Date: Mon, 19 Feb 2001 21:19:53 -0800
Reply-To: John Baj <jbaj@NIU.EDU>
Sender: "SAS(r) Discussion" <SAS-L@LISTSERV.UGA.EDU>
From: John Baj <jbaj@NIU.EDU>
Subject: Matching observations in two datasets
Content-Type: text/plain; charset=us-ascii
I have two datasets that contains the information on the job spells of
individuals: one dataset for welfare recipients(about 300,000 job
spells)and another for those not on welfare(about 4.5 million job
spells). The two databases have the same variables. The three variables
most relevant to my problem are: Employer Id (empid), Quarter
employment began (startdt) and earnings in 2nd quarter after the start
What I need to do is to build a comparision group for the welfare
population from the non welfare population (matched pairs). For this
comparison group, I am trying to match each job spell of welfare
recipients to a job spell of a non recipient who began working for same
employer at the same time and for approximately the same wage (using the
earnings variable as a proxy) as the recipient.

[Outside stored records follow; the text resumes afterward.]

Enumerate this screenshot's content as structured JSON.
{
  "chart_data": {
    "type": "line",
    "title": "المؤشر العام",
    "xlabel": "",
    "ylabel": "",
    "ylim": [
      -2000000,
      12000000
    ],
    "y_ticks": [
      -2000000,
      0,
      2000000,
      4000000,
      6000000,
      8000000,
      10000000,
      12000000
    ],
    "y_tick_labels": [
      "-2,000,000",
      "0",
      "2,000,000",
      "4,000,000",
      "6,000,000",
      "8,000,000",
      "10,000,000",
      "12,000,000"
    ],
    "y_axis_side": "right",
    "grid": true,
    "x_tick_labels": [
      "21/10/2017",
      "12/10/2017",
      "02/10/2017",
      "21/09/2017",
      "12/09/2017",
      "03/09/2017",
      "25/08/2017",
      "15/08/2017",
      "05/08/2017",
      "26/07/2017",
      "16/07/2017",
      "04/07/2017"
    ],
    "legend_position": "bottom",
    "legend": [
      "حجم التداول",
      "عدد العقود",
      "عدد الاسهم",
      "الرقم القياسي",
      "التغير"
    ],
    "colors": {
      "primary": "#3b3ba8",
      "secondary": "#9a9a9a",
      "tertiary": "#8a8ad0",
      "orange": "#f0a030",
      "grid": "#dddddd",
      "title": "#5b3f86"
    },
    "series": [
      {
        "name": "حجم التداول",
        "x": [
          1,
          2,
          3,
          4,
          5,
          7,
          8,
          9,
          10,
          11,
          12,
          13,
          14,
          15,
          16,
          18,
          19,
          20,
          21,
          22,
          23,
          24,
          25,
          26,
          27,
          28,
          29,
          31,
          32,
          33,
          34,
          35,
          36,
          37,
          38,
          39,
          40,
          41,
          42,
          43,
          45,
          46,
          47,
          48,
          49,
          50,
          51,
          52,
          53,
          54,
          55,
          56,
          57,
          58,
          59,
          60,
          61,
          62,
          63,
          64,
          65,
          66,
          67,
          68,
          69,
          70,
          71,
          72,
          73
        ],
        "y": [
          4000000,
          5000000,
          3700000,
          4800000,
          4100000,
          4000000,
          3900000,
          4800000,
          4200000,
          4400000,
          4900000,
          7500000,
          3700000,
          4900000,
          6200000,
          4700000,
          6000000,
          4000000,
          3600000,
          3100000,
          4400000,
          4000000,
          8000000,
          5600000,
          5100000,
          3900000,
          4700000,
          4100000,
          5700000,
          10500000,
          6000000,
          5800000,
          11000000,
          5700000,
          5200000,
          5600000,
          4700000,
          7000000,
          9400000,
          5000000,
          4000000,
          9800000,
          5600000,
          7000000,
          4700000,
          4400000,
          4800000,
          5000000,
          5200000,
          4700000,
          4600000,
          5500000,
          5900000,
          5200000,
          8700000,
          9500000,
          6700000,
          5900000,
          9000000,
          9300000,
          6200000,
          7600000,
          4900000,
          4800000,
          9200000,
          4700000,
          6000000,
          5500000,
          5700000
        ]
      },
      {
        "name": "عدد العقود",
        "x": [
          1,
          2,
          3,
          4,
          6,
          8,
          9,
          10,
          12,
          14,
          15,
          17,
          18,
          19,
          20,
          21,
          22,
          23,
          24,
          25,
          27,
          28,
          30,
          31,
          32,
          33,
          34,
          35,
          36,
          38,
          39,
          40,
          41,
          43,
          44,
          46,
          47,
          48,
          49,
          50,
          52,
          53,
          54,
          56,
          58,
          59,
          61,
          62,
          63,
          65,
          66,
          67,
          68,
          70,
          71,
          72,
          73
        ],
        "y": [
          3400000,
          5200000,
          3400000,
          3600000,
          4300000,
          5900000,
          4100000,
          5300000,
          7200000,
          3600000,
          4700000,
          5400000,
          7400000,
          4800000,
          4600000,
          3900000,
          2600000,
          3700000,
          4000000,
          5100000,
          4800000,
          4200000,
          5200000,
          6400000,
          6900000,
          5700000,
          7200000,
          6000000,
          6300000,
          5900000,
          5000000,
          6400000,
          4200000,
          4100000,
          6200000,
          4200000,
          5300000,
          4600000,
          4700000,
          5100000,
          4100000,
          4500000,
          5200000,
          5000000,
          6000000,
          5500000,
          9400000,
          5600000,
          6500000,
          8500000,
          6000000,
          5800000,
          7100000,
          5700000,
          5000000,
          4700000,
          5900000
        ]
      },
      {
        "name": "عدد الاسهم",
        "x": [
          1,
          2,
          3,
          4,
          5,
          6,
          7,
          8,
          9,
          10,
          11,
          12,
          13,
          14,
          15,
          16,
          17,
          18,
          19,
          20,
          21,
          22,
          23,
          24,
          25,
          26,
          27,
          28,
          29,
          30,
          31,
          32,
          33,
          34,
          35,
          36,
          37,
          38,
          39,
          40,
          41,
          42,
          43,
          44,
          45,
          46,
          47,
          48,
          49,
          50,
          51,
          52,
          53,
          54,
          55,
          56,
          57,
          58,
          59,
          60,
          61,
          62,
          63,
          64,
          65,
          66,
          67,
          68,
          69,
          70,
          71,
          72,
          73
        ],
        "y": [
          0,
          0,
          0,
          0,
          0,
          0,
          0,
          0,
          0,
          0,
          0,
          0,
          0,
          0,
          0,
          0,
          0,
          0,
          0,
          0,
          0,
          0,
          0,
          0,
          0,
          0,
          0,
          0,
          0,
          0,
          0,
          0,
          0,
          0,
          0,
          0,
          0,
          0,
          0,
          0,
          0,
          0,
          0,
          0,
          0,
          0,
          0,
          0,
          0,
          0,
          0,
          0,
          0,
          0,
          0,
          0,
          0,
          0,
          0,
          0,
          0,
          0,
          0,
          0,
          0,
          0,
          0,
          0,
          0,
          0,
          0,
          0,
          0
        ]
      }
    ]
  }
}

The matches are to be
constrained so that the difference in earnings between the matched pairs
cannot be more than $150.
If there was just one welfare client per employer and start date, I
could simply merge on the basis of empid and startdt and select the non
welfare recipient with the earnings closest to the welfare recipient.
However, many employers hire more than one welfare recipient during the
same quarter resulting in multiple observations on the by variables in
each dataset. In addition, it is possible that some welfare recipients
cannot be matched so I have to account for that as well.
I's be grateful for any hints on how to tackle this problem. My gut
says that the solution may lie in SQL but I simply do not know SQL that
well to attempt it from scratch.
Thanks in advance.